- The paper demonstrates that pretraining data frequency correlates with task performance using n-gram analysis and cosine gradient similarity.
- The study employs experiments on models like Pythia and OLMo, revealing a performance boost after reaching a threshold of ~400 million parameters.
- Results indicate larger models generate novel n-gram pairs, suggesting enhanced generalization compared to smaller, more memorization-prone models.
Generalization vs. Memorization: Tracing LLMs' Capabilities Back to Pretraining Data
Introduction
This paper investigates the intricate balance between generalization and memorization in LLMs during pretraining. By employing an n-gram analysis across different model sizes and pretraining data corpora, the authors aim to uncover how pretraining data contributes to LLM capabilities, examining tasks such as translation, question-answering, and multiple-choice reasoning.
Figure 1: An overview of our proposed analysis pipeline for tracing LLM capabilities back to pretraining data.
Experimental Methodology
The paper examines LLMs, specifically Pythia and OLMo, and their pretraining corpora, notably the Pile and Dolma datasets. The authors propose a method to estimate data distribution through task-relevant n-gram pairs, mined from specific tasks.
To understand pretraining's role, the authors devised a gradient-based analysis. This involves computing the gradient similarity between pretraining data and task examples, using cosine similarity as a metric.
Figure 2: Cosine similarity between n-gram task gradient and pretraining gradient for different tasks and model sizes.
A key finding is the correlation between the frequency of task-related n-gram pairs in the pretraining corpus and task performance. There is a notable model size threshold—around 400 million parameters—after which performance improves significantly.
Figure 3: BLEU and exact match scores vs. total n-gram pair count in the pretraining corpus and model parameters.
The authors demonstrate that LLMs require both sufficient model size and relevant pretraining data to exhibit emergent abilities.
Memorization vs. Generalization
The study extends the definition of memorization beyond exact recall, evaluating the degree of similarity between generated text and training data. A linear regression analysis measures the similarity between LM distributions and pretraining data distributions, quantified by the R2 score.
The results illustrate that smaller models closely mirror the pretraining distribution, indicating higher memorization, while larger models show increased generalization.
Figure 4: R2 score of linear regression from data distribution to LM distribution across different model sizes.
Data Distribution and LLM Novelty
The authors observe that larger models generate novel n-gram pairs, indicating a shift towards generalization from memorization.
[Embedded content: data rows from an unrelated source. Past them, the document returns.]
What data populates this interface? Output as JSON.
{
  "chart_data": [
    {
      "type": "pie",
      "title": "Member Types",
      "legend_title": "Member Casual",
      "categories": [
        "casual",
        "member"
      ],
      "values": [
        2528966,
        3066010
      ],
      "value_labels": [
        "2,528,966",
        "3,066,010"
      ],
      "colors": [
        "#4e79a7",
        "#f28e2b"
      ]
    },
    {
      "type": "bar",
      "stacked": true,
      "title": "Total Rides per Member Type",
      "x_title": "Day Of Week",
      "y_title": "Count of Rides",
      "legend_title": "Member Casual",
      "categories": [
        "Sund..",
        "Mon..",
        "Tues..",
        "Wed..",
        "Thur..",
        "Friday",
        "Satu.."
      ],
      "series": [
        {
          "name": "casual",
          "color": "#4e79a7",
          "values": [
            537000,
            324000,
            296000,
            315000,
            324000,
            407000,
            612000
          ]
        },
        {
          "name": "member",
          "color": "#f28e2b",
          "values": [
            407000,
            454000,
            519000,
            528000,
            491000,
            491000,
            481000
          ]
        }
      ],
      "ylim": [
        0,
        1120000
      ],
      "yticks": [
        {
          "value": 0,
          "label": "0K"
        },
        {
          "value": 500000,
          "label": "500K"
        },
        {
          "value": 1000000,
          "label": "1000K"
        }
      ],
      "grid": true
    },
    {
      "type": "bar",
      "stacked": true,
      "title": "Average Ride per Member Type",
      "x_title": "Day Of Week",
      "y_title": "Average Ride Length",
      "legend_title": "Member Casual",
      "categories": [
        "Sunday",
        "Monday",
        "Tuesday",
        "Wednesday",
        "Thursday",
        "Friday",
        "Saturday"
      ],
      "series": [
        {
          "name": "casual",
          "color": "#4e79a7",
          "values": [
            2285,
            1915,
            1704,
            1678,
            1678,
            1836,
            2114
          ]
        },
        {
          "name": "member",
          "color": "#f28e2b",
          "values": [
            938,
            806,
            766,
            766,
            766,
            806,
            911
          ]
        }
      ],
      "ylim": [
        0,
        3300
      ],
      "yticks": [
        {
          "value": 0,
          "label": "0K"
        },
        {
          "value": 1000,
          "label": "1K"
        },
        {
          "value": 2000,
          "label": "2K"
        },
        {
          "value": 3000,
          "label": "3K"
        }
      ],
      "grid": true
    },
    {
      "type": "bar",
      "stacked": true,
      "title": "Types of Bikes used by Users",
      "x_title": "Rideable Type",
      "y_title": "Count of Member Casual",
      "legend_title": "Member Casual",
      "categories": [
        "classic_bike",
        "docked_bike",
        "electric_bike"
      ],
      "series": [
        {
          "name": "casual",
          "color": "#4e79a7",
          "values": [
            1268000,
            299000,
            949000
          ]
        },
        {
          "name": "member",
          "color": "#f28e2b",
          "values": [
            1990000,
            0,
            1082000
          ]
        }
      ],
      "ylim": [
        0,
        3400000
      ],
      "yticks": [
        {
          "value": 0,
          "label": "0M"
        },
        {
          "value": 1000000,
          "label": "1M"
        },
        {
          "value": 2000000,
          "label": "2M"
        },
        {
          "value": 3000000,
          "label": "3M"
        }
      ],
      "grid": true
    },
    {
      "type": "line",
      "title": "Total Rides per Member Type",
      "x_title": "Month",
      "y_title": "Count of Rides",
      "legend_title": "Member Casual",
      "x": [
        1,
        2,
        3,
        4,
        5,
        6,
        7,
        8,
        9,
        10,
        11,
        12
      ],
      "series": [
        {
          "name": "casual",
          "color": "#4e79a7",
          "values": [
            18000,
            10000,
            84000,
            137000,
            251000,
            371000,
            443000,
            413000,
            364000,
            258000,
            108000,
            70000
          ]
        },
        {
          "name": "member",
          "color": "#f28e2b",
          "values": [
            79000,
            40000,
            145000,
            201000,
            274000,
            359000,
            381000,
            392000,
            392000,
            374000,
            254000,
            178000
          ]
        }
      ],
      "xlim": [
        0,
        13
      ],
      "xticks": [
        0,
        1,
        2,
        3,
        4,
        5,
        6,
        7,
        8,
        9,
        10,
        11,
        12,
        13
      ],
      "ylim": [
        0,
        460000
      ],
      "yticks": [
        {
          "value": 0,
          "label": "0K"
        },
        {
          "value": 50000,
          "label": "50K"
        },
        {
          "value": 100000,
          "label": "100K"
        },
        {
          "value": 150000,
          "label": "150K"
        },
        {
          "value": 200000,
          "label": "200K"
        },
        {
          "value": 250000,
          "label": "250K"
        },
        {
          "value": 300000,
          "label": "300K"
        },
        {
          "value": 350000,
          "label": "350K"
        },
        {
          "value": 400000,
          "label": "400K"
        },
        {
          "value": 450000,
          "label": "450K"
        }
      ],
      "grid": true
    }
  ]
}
Instruction tuning also enhances the utilization of pretraining data, resulting in improved performance and stronger alignment with pretraining distributions.
Figure 5: Number of unique n-gram pairs generated for different n values and model sizes.
Conclusion
This paper provides insights into LLMs' capabilities via n-gram pair analysis, highlighting the dynamic interplay between pretraining data, model size, and task performance. It emphasizes the importance of both memorization and generalization in achieving optimal LLM functionalities. Future research could enhance methods for filtering and analyzing task-relevant n-gram pairs, while leveraging larger, updated corpora for even more profound understanding.